I look at her. She's a pretty girl, in the dainty way town-girls are, with ironed hair and skin the color of rye bread. She's only a year younger than I am. It's easy to forget that, after the arena. Kids in school are really the same age as I am. It seems unreal. I shake my head. "Just a friend," I say. "I think I need to think on anything else a little bit more."
"Okay. But my friends will think I'm lying if I say you're just teaching me chess."
"You tell your friends what you want, as long as you make me sound good. Tell them I'm great with my hands."
She laughs. "Right."
"And strong and smarter than anyone you ever met."
"I thought I was lying to them."
I grin. "Well, the lies go over better if you mix them up with such obvious truths. See… strategy."
"Of course." She looks at the chess board. "What do you think Beetee will do next?"
I find myself a little disappointed at the change in topic. "I think he'll be confused a little bit, but he's still going to use that bishop.
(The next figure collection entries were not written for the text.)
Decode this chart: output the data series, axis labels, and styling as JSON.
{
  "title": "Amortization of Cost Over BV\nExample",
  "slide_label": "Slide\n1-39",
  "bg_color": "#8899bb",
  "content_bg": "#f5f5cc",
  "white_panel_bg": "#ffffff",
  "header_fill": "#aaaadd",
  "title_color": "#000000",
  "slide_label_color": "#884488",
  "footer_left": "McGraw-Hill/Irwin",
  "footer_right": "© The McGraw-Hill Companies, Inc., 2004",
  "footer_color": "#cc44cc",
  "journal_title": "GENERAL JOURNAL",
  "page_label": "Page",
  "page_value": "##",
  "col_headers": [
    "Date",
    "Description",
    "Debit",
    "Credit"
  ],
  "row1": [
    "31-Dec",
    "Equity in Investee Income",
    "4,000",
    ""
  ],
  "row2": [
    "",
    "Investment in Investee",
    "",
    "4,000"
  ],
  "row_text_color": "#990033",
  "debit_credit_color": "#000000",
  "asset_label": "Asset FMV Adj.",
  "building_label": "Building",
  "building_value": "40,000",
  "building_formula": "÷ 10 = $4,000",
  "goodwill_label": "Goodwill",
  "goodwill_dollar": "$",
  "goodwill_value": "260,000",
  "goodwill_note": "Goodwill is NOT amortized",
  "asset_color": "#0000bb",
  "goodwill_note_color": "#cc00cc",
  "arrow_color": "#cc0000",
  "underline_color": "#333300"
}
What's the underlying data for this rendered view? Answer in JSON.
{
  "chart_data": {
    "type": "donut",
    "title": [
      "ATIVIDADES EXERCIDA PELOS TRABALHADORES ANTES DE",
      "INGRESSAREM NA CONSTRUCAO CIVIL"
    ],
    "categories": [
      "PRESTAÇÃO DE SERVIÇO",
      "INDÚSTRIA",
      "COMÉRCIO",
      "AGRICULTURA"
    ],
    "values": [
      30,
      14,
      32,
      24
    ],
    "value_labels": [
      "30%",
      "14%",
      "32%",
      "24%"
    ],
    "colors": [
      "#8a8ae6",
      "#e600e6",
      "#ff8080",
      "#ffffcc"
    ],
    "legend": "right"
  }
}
He'll take it the other way, but it'll take him three moves to threaten anything of mine bigger than a pawn. In the meantime, I can wipe out his rook and maybe take his queen if he doesn't notice what I'm doing."
"And that's okay?"
"It's just chess. The pieces will get back up to play another day."
She raises her eyebrows, and I wonder if she's thinking back on what she saw on television.
I pull out a second board and teach her how to set it up. She doesn't make any further offers to be more than my friend -- or even more than a chess student and employee. As far as I know, she doesn't end up spreading silly rumors, either.
It doesn't stop them from reaping her in the spring.